Needless to say, Klieger’s scheduled call with Gordon to resolve Gifford’s fate never happened. Klieger was shocked that Gordon had made the argument that Gifford shouldn’t be replaced during merger negotiations, when he knew the committee had already decided to reject it and file the suit. As for the further step to dilute the controlling shareholder, Klieger still couldn’t believe his fellow board members had embraced such a drastic action, especially since Shari had no intention of trying to force through a merger.
It was probably a long shot, but maybe they could get the board to see reason and withdraw the suit. So he called Griego and Minow—the two independent directors he didn’t consider to be part of the Moonves inner circle.

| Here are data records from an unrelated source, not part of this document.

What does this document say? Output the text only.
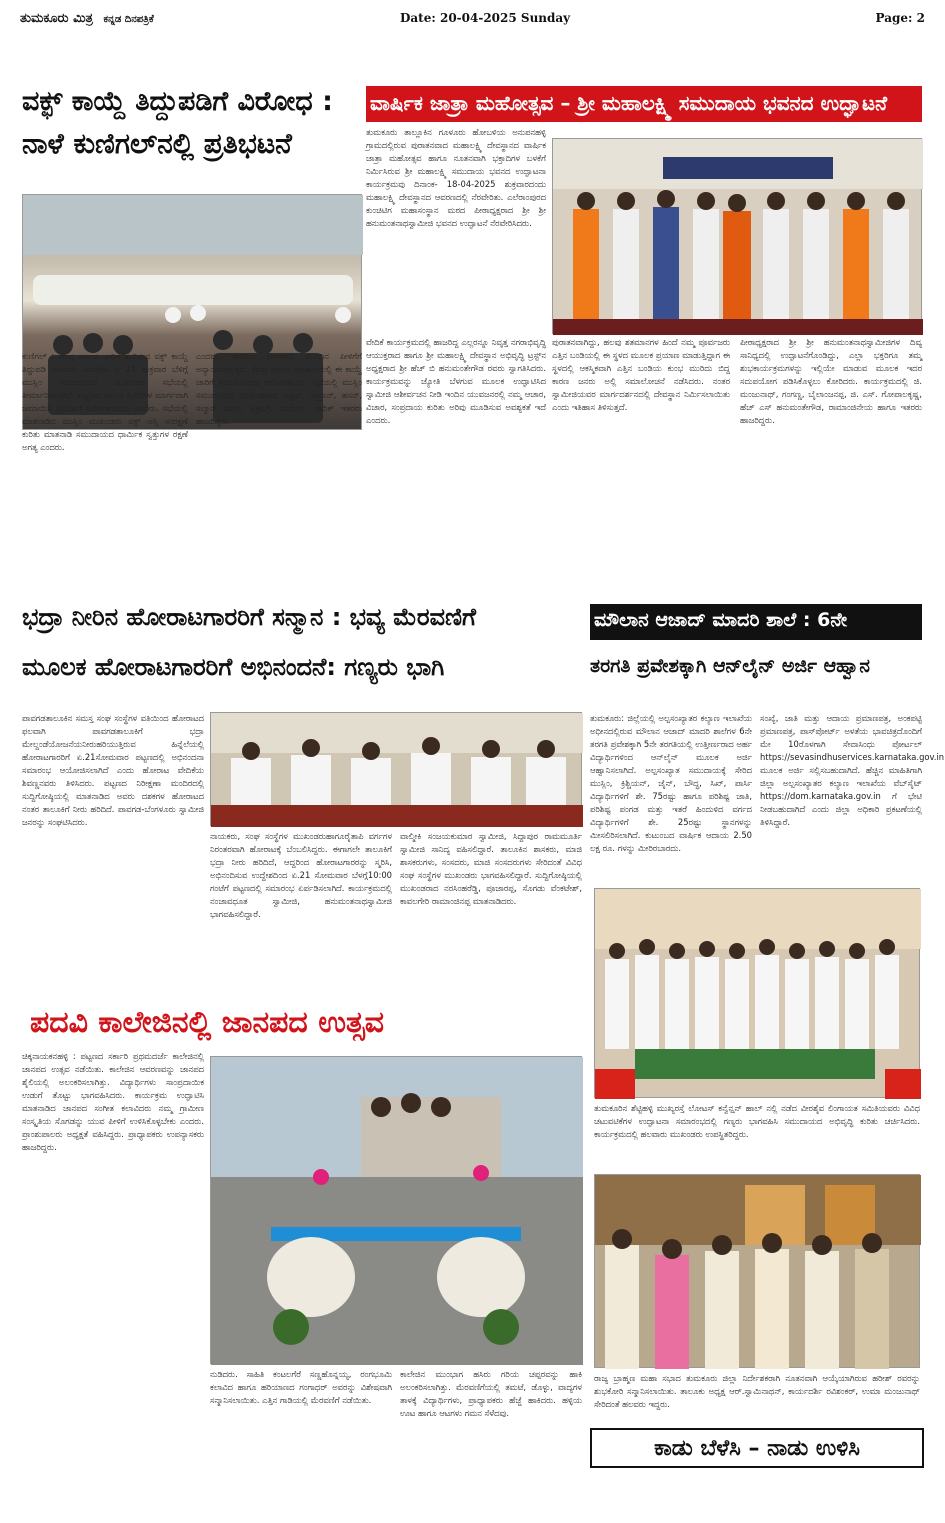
ತುಮಕೂರು ಮಿತ್ರ ಕನ್ನಡ ದಿನಪತ್ರಿಕೆ	Date: 20-04-2025 Sunday	Page: 2
ವಕ್ಫ್ ಕಾಯ್ದೆ ತಿದ್ದುಪಡಿಗೆ ವಿರೋಧ :
ನಾಳೆ ಕುಣಿಗಲ್‌ನಲ್ಲಿ ಪ್ರತಿಭಟನೆ
ಕುಣಿಗಲ್ : ಕೇಂದ್ರ ಸರ್ಕಾರ ಜಾರಿಗೆ ತಂದಿರುವ ವಕ್ಫ್ ಕಾಯ್ದೆ ತಿದ್ದುಪಡಿ ಮಸೂದೆ ವಿರೋಧಿಸಿ ಏ 21 ಶುಕ್ರವಾರ ಬೆಳಿಗ್ಗೆ ಮುಸ್ಲಿಂ ಸಮುದಾಯದ ಮುಖಂಡರ ಸಭೆಯಲ್ಲಿ ತೀರ್ಮಾನಿಸಲಾಗಿದೆ. ಪಟ್ಟಣದ ಸರ್ಕಾರಿ ಕಚೇರಿಗಳ ಮಾರ್ಗವಾಗಿ ಜಮಾಯಿಸಿ ಪ್ರತಿಭಟನೆ ನಡೆಸಲಾಗುವುದು ಎಂದರು. ಸಭೆಯಲ್ಲಿ ಮಾತನಾಡಿದ ಮುಸ್ಲಿಂ ಮುಖಂಡರು ವಕ್ಫ್ ಆಸ್ತಿ ಸಂರಕ್ಷಣೆ ಕುರಿತು ಮಾತನಾಡಿ ಸಮುದಾಯದ ಧಾರ್ಮಿಕ ಸ್ವತ್ತುಗಳ ರಕ್ಷಣೆ ಅಗತ್ಯ ಎಂದರು.
ಎಂದರು. ಇದರಿಂದ ಜನಾಂಗದ ಮುಂದಿನ ಪೀಳಿಗೆಗೆ ಅನ್ಯಾಯವಾಗುತ್ತದೆ. ಕೇಂದ್ರ ಸರ್ಕಾರ ತರಾತುರಿಯಲ್ಲಿ ಈ ಕಾಯ್ದೆ ಜಾರಿಗೆ ತಂದಿದೆ ಎಂದು ಆರೋಪಿಸಿದರು. ಸಭೆಯಲ್ಲಿ ಮುಸ್ಲಿಂ ಸಮುದಾಯದ ಮುಖಂಡರಾದ ಅನ್ವರ್, ಇಮ್ರಾನ್, ಹಸನ್, ಸಲ್ಮಾನ್ ಖಾನ್, ಅಕ್ರಮ್, ಮುಬೀನ್, ಸಾದಿಕ್ ಇತರರು ಹಾಜರಿದ್ದರು.
ವಾರ್ಷಿಕ ಜಾತ್ರಾ ಮಹೋತ್ಸವ – ಶ್ರೀ ಮಹಾಲಕ್ಷ್ಮಿ ಸಮುದಾಯ ಭವನದ ಉದ್ಘಾಟನೆ
ತುಮಕೂರು ತಾಲ್ಲೂಕಿನ ಗೂಳೂರು ಹೋಬಳಿಯ ಅನುಪನಹಳ್ಳಿ ಗ್ರಾಮದಲ್ಲಿರುವ ಪುರಾತನವಾದ ಮಹಾಲಕ್ಷ್ಮಿ ದೇವಸ್ಥಾನದ ವಾರ್ಷಿಕ ಜಾತ್ರಾ ಮಹೋತ್ಸವ ಹಾಗೂ ನೂತನವಾಗಿ ಭಕ್ತಾದಿಗಳ ಬಳಕೆಗೆ ನಿರ್ಮಿಸಿರುವ ಶ್ರೀ ಮಹಾಲಕ್ಷ್ಮಿ ಸಮುದಾಯ ಭವನದ ಉದ್ಘಾಟನಾ ಕಾರ್ಯಕ್ರಮವು ದಿನಾಂಕ- 18-04-2025 ಶುಕ್ರವಾರದಂದು ಮಹಾಲಕ್ಷ್ಮಿ ದೇವಸ್ಥಾನದ ಆವರಣದಲ್ಲಿ ನೆರವೇರಿತು. ಎಲೆರಾಂಪುರದ ಕುಂಚಿಟಿಗ ಮಹಾಸಂಸ್ಥಾನ ಮಠದ ಪೀಠಾಧ್ಯಕ್ಷರಾದ ಶ್ರೀ ಶ್ರೀ ಹನುಮಂತನಾಥಸ್ವಾಮೀಜಿ ಭವನದ ಉದ್ಘಾಟನೆ ನೆರವೇರಿಸಿದರು.
ವೇದಿಕೆ ಕಾರ್ಯಕ್ರಮದಲ್ಲಿ ಹಾಜರಿದ್ದ ಎಲ್ಲರನ್ನೂ ನಿವೃತ್ತ ನಗರಾಭಿವೃದ್ಧಿ ಆಯುಕ್ತರಾದ ಹಾಗೂ ಶ್ರೀ ಮಹಾಲಕ್ಷ್ಮಿ ದೇವಸ್ಥಾನ ಅಭಿವೃದ್ಧಿ ಟ್ರಸ್ಟ್‌ನ ಅಧ್ಯಕ್ಷರಾದ ಶ್ರೀ ಹೆಚ್ ಬಿ ಹನುಮಂತೇಗೌಡ ರವರು ಸ್ವಾಗತಿಸಿದರು. ಕಾರ್ಯಕ್ರಮವನ್ನು ಜ್ಯೋತಿ ಬೆಳಗುವ ಮೂಲಕ ಉದ್ಘಾಟಿಸಿದ ಸ್ವಾಮೀಜಿ ಆಶೀರ್ವಚನ ನೀಡಿ ಇಂದಿನ ಯುವಜನರಲ್ಲಿ ನಮ್ಮ ಆಚಾರ, ವಿಚಾರ, ಸಂಪ್ರದಾಯ ಕುರಿತು ಅರಿವು ಮೂಡಿಸುವ ಅವಶ್ಯಕತೆ ಇದೆ ಎಂದರು.
ಪುರಾತನವಾಗಿದ್ದು, ಹಲವು ಶತಮಾನಗಳ ಹಿಂದೆ ನಮ್ಮ ಪೂರ್ವಜರು ಎತ್ತಿನ ಬಂಡಿಯಲ್ಲಿ ಈ ಸ್ಥಳದ ಮೂಲಕ ಪ್ರಯಾಣ ಮಾಡುತ್ತಿದ್ದಾಗ ಈ ಸ್ಥಳದಲ್ಲಿ ಆಕಸ್ಮಿಕವಾಗಿ ಎತ್ತಿನ ಬಂಡಿಯ ಕುಂಭ ಮುರಿದು ಬಿದ್ದ ಕಾರಣ ಜನರು ಅಲ್ಲಿ ಸಮಾಲೋಚನೆ ನಡೆಸಿದರು. ನಂತರ ಸ್ವಾಮೀಜಿಯವರ ಮಾರ್ಗದರ್ಶನದಲ್ಲಿ ದೇವಸ್ಥಾನ ನಿರ್ಮಿಸಲಾಯಿತು ಎಂದು ಇತಿಹಾಸ ತಿಳಿಸುತ್ತದೆ.
ಪೀಠಾಧ್ಯಕ್ಷರಾದ ಶ್ರೀ ಶ್ರೀ ಹನುಮಂತನಾಥಸ್ವಾಮೀಜಿಗಳ ದಿವ್ಯ ಸಾನಿಧ್ಯದಲ್ಲಿ ಉದ್ಘಾಟನೆಗೊಂಡಿದ್ದು, ಎಲ್ಲಾ ಭಕ್ತರಿಗೂ ತಮ್ಮ ಶುಭಕಾರ್ಯಕ್ರಮಗಳನ್ನು ಇಲ್ಲಿಯೇ ಮಾಡುವ ಮೂಲಕ ಇದರ ಸದುಪಯೋಗ ಪಡಿಸಿಕೊಳ್ಳಲು ಕೋರಿದರು. ಕಾರ್ಯಕ್ರಮದಲ್ಲಿ ಜಿ. ಮಂಜುನಾಥ್, ಗಂಗಣ್ಣ, ಬೈಲಾಂಜನಪ್ಪ, ಜಿ. ಎಸ್. ಗೋಪಾಲಕೃಷ್ಣ, ಹೆಚ್ ಎಸ್ ಹನುಮಂತೇಗೌಡ, ರಾಮಾಂಜಿನೇಯ ಹಾಗೂ ಇತರರು ಹಾಜರಿದ್ದರು.
ಭದ್ರಾ ನೀರಿನ ಹೋರಾಟಗಾರರಿಗೆ ಸನ್ಮಾನ : ಭವ್ಯ ಮೆರವಣಿಗೆ
ಮೂಲಕ ಹೋರಾಟಗಾರರಿಗೆ ಅಭಿನಂದನೆ: ಗಣ್ಯರು ಭಾಗಿ
ಪಾವಗಡತಾಲೂಕಿನ ಸಮಸ್ತ ಸಂಘ ಸಂಸ್ಥೆಗಳ ವತಿಯಿಂದ ಹೋರಾಟದ ಫಲವಾಗಿ ಪಾವಗಡತಾಲೂಕಿಗೆ ಭದ್ರಾ ಮೇಲ್ದಂಡೆಯೋಜನೆಯನೀರುಹರಿಯುತ್ತಿರುವ ಹಿನ್ನೆಲೆಯಲ್ಲಿ ಹೋರಾಟಗಾರರಿಗೆ ಏ.21ಸೋಮವಾರ ಪಟ್ಟಣದಲ್ಲಿ ಅಭಿನಂದನಾ ಸಮಾರಂಭ ಆಯೋಜಿಸಲಾಗಿದೆ ಎಂದು ಹೋರಾಟ ವೇದಿಕೆಯ ಶಿವಣ್ಣನವರು ತಿಳಿಸಿದರು. ಪಟ್ಟಣದ ನಿರೀಕ್ಷಣಾ ಮಂದಿರದಲ್ಲಿ ಸುದ್ದಿಗೋಷ್ಠಿಯಲ್ಲಿ ಮಾತನಾಡಿದ ಅವರು ದಶಕಗಳ ಹೋರಾಟದ ನಂತರ ತಾಲೂಕಿಗೆ ನೀರು ಹರಿದಿದೆ. ಪಾವಗಡ-ಬೆಂಗಳೂರು ಸ್ವಾಮೀಜಿ ಜನರನ್ನು ಸಂಘಟಿಸಿದರು.
ನಾಯಕರು, ಸಂಘ ಸಂಸ್ಥೆಗಳ ಮುಖಂಡರುಹಾಗೂರೈತಾಪಿ ವರ್ಗಗಳ ನಿರಂತರವಾಗಿ ಹೋರಾಟಕ್ಕೆ ಬೆಂಬಲಿಸಿದ್ದರು. ಈಗಾಗಲೇ ತಾಲೂಕಿಗೆ ಭದ್ರಾ ನೀರು ಹರಿದಿದೆ, ಆದ್ದರಿಂದ ಹೋರಾಟಗಾರರನ್ನು ಸ್ಮರಿಸಿ, ಅಭಿನಂದಿಸುವ ಉದ್ದೇಶದಿಂದ ಏ.21 ಸೋಮವಾರ ಬೆಳಗ್ಗೆ10:00 ಗಂಟೆಗೆ ಪಟ್ಟಣದಲ್ಲಿ ಸಮಾರಂಭ ಏರ್ಪಡಿಸಲಾಗಿದೆ. ಕಾರ್ಯಕ್ರಮದಲ್ಲಿ ನಂಜಾವಧೂತ ಸ್ವಾಮೀಜಿ, ಹನುಮಂತನಾಥಸ್ವಾಮೀಜಿ ಭಾಗವಹಿಸಲಿದ್ದಾರೆ.
ವಾಲ್ಮೀಕಿ ಸಂಜಯಕುಮಾರ ಸ್ವಾಮೀಜಿ, ಸಿದ್ದಾಪುರ ರಾಮಮೂರ್ತಿ ಸ್ವಾಮೀಜಿ ಸಾನಿದ್ಯ ವಹಿಸಲಿದ್ದಾರೆ. ತಾಲೂಕಿನ ಶಾಸಕರು, ಮಾಜಿ ಶಾಸಕರುಗಳು, ಸಂಸದರು, ಮಾಜಿ ಸಂಸದರುಗಳು ಸೇರಿದಂತೆ ವಿವಿಧ ಸಂಘ ಸಂಸ್ಥೆಗಳ ಮುಖಂಡರು ಭಾಗವಹಿಸಲಿದ್ದಾರೆ. ಸುದ್ದಿಗೋಷ್ಠಿಯಲ್ಲಿ ಮುಖಂಡರಾದ ನರಸಿಂಹರೆಡ್ಡಿ, ಪೂಜಾರಪ್ಪ, ಸೊಗಡು ವೆಂಕಟೇಶ್, ಕಾವಲಗೇರಿ ರಾಮಾಂಜಿನಪ್ಪ ಮಾತನಾಡಿದರು.
ಮೌಲಾನ ಆಜಾದ್ ಮಾದರಿ ಶಾಲೆ : 6ನೇ
ತರಗತಿ ಪ್ರವೇಶಕ್ಕಾಗಿ ಆನ್‌ಲೈನ್ ಅರ್ಜಿ ಆಹ್ವಾನ
ತುಮಕೂರು: ಜಿಲ್ಲೆಯಲ್ಲಿ ಅಲ್ಪಸಂಖ್ಯಾತರ ಕಲ್ಯಾಣ ಇಲಾಖೆಯ ಅಧೀನದಲ್ಲಿರುವ ಮೌಲಾನ ಆಜಾದ್ ಮಾದರಿ ಶಾಲೆಗಳ 6ನೇ ತರಗತಿ ಪ್ರವೇಶಕ್ಕಾಗಿ 5ನೇ ತರಗತಿಯಲ್ಲಿ ಉತ್ತೀರ್ಣರಾದ ಅರ್ಹ ವಿದ್ಯಾರ್ಥಿಗಳಿಂದ ಆನ್‌ಲೈನ್ ಮೂಲಕ ಅರ್ಜಿ ಆಹ್ವಾನಿಸಲಾಗಿದೆ. ಅಲ್ಪಸಂಖ್ಯಾತ ಸಮುದಾಯಕ್ಕೆ ಸೇರಿದ ಮುಸ್ಲಿಂ, ಕ್ರಿಶ್ಚಿಯನ್, ಜೈನ್, ಬೌದ್ಧ, ಸಿಖ್, ಪಾರ್ಸಿ ವಿದ್ಯಾರ್ಥಿಗಳಿಗೆ ಶೇ. 75ರಷ್ಟು ಹಾಗೂ ಪರಿಶಿಷ್ಟ ಜಾತಿ, ಪರಿಶಿಷ್ಟ ಪಂಗಡ ಮತ್ತು ಇತರೆ ಹಿಂದುಳಿದ ವರ್ಗದ ವಿದ್ಯಾರ್ಥಿಗಳಿಗೆ ಶೇ. 25ರಷ್ಟು ಸ್ಥಾನಗಳನ್ನು ಮೀಸಲಿರಿಸಲಾಗಿದೆ. ಕುಟುಂಬದ ವಾರ್ಷಿಕ ಆದಾಯ 2.50 ಲಕ್ಷ ರೂ. ಗಳನ್ನು ಮೀರಿರಬಾರದು.
ಸಂಖ್ಯೆ, ಜಾತಿ ಮತ್ತು ಆದಾಯ ಪ್ರಮಾಣಪತ್ರ, ಅಂಕಪಟ್ಟಿ ಪ್ರಮಾಣಪತ್ರ, ಪಾಸ್‌ಪೋರ್ಟ್ ಅಳತೆಯ ಭಾವಚಿತ್ರದೊಂದಿಗೆ ಮೇ 10ರೊಳಗಾಗಿ ಸೇವಾಸಿಂಧು ಪೋರ್ಟಲ್ https://sevasindhuservices.karnataka.gov.in ಮೂಲಕ ಅರ್ಜಿ ಸಲ್ಲಿಸಬಹುದಾಗಿದೆ. ಹೆಚ್ಚಿನ ಮಾಹಿತಿಗಾಗಿ ಜಿಲ್ಲಾ ಅಲ್ಪಸಂಖ್ಯಾತರ ಕಲ್ಯಾಣ ಇಲಾಖೆಯ ವೆಬ್‌ಸೈಟ್ https://dom.karnataka.gov.in ಗೆ ಭೇಟಿ ನೀಡಬಹುದಾಗಿದೆ ಎಂದು ಜಿಲ್ಲಾ ಅಧಿಕಾರಿ ಪ್ರಕಟಣೆಯಲ್ಲಿ ತಿಳಿಸಿದ್ದಾರೆ.
ತುಮಕೂರಿನ ಶೆಟ್ಟಿಹಳ್ಳಿ ಮುಖ್ಯರಸ್ತೆ ಲೋಟಸ್ ಕನ್ವೆನ್ಷನ್ ಹಾಲ್ ನಲ್ಲಿ ನಡೆದ ವೀರಶೈವ ಲಿಂಗಾಯತ ಸಮಿತಿಯವರು ವಿವಿಧ ಚಟುವಟಿಕೆಗಳ ಉದ್ಘಾಟನಾ ಸಮಾರಂಭದಲ್ಲಿ ಗಣ್ಯರು ಭಾಗವಹಿಸಿ ಸಮುದಾಯದ ಅಭಿವೃದ್ಧಿ ಕುರಿತು ಚರ್ಚಿಸಿದರು. ಕಾರ್ಯಕ್ರಮದಲ್ಲಿ ಹಲವಾರು ಮುಖಂಡರು ಉಪಸ್ಥಿತರಿದ್ದರು.
ರಾಜ್ಯ ಬ್ರಾಹ್ಮಣ ಮಹಾ ಸಭಾದ ತುಮಕೂರು ಜಿಲ್ಲಾ ನಿರ್ದೇಶಕರಾಗಿ ನೂತನವಾಗಿ ಆಯ್ಕೆಯಾಗಿರುವ ಹರೀಶ್ ರವರನ್ನು ಶುಭಕೋರಿ ಸನ್ಮಾನಿಸಲಾಯಿತು. ತಾಲೂಕು ಅಧ್ಯಕ್ಷ ಆರ್.ಸ್ವಾಮಿನಾಥನ್, ಕಾರ್ಯದರ್ಶಿ ರವಿಶಂಕರ್, ಉಮಾ ಮಂಜುನಾಥ್ ಸೇರಿದಂತೆ ಹಲವರು ಇದ್ದರು.
ಕಾಡು ಬೆಳೆಸಿ – ನಾಡು ಉಳಿಸಿ
ಪದವಿ ಕಾಲೇಜಿನಲ್ಲಿ ಜಾನಪದ ಉತ್ಸವ
ಚಿಕ್ಕನಾಯಕನಹಳ್ಳಿ : ಪಟ್ಟಣದ ಸರ್ಕಾರಿ ಪ್ರಥಮದರ್ಜೆ ಕಾಲೇಜಿನಲ್ಲಿ ಜಾನಪದ ಉತ್ಸವ ನಡೆಯಿತು. ಕಾಲೇಜಿನ ಆವರಣವನ್ನು ಜಾನಪದ ಶೈಲಿಯಲ್ಲಿ ಅಲಂಕರಿಸಲಾಗಿತ್ತು. ವಿದ್ಯಾರ್ಥಿಗಳು ಸಾಂಪ್ರದಾಯಿಕ ಉಡುಗೆ ತೊಟ್ಟು ಭಾಗವಹಿಸಿದರು. ಕಾರ್ಯಕ್ರಮ ಉದ್ಘಾಟಿಸಿ ಮಾತನಾಡಿದ ಜಾನಪದ ಸಂಗೀತ ಕಲಾವಿದರು ನಮ್ಮ ಗ್ರಾಮೀಣ ಸಂಸ್ಕೃತಿಯ ಸೊಗಡನ್ನು ಯುವ ಪೀಳಿಗೆ ಉಳಿಸಿಕೊಳ್ಳಬೇಕು ಎಂದರು. ಪ್ರಾಂಶುಪಾಲರು ಅಧ್ಯಕ್ಷತೆ ವಹಿಸಿದ್ದರು. ಪ್ರಾಧ್ಯಾಪಕರು ಉಪನ್ಯಾಸಕರು ಹಾಜರಿದ್ದರು.
ನುಡಿದರು. ಸಾಹಿತಿ ಕಂಟಲಗೆರೆ ಸಣ್ಣಹೊನ್ನಯ್ಯ, ರಂಗಭೂಮಿ ಕಲಾವಿದ ಹಾಗೂ ಹರಿಯಾಣದ ಗಂಗಾಧರ್ ಅವರನ್ನು ವಿಶೇಷವಾಗಿ ಸನ್ಮಾನಿಸಲಾಯಿತು. ಎತ್ತಿನ ಗಾಡಿಯಲ್ಲಿ ಮೆರವಣಿಗೆ ನಡೆಯಿತು.
ಕಾಲೇಜಿನ ಮುಂಭಾಗ ಹಸಿರು ಗರಿಯ ಚಪ್ಪರವನ್ನು ಹಾಕಿ ಅಲಂಕರಿಸಲಾಗಿತ್ತು. ಮೆರವಣಿಗೆಯಲ್ಲಿ ತಮಟೆ, ಡೊಳ್ಳು, ವಾದ್ಯಗಳ ತಾಳಕ್ಕೆ ವಿದ್ಯಾರ್ಥಿಗಳು, ಪ್ರಾಧ್ಯಾಪಕರು ಹೆಜ್ಜೆ ಹಾಕಿದರು. ಹಳ್ಳಿಯ ಊಟ ಹಾಗೂ ಆಟಗಳು ಗಮನ ಸೆಳೆದವು.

Griego was in London, so he ended up speaking only to Minow. “This is ridiculous,” Klieger said. Shari “isn’t doing anything, and even if she was, this isn’t the answer.” Minow said little but suggested further talks.
A larger group including Gordon convened by phone the next day. Gordon’s mantra was that the directors were simply acting in accord with their fiduciary duties to shareholders other than Shari. There didn’t seem to be anything else to discuss.
“Are you having fun?” Shari texted Klieger later that evening. “Anything productive?”
“That was a long ass call and a waste of time,” he answered.
Klieger wondered if the real issue wasn’t the proposed merger at all but Shari’s effort to remove Gifford.
Texts and emails suggest Gifford was, indeed, a critical element.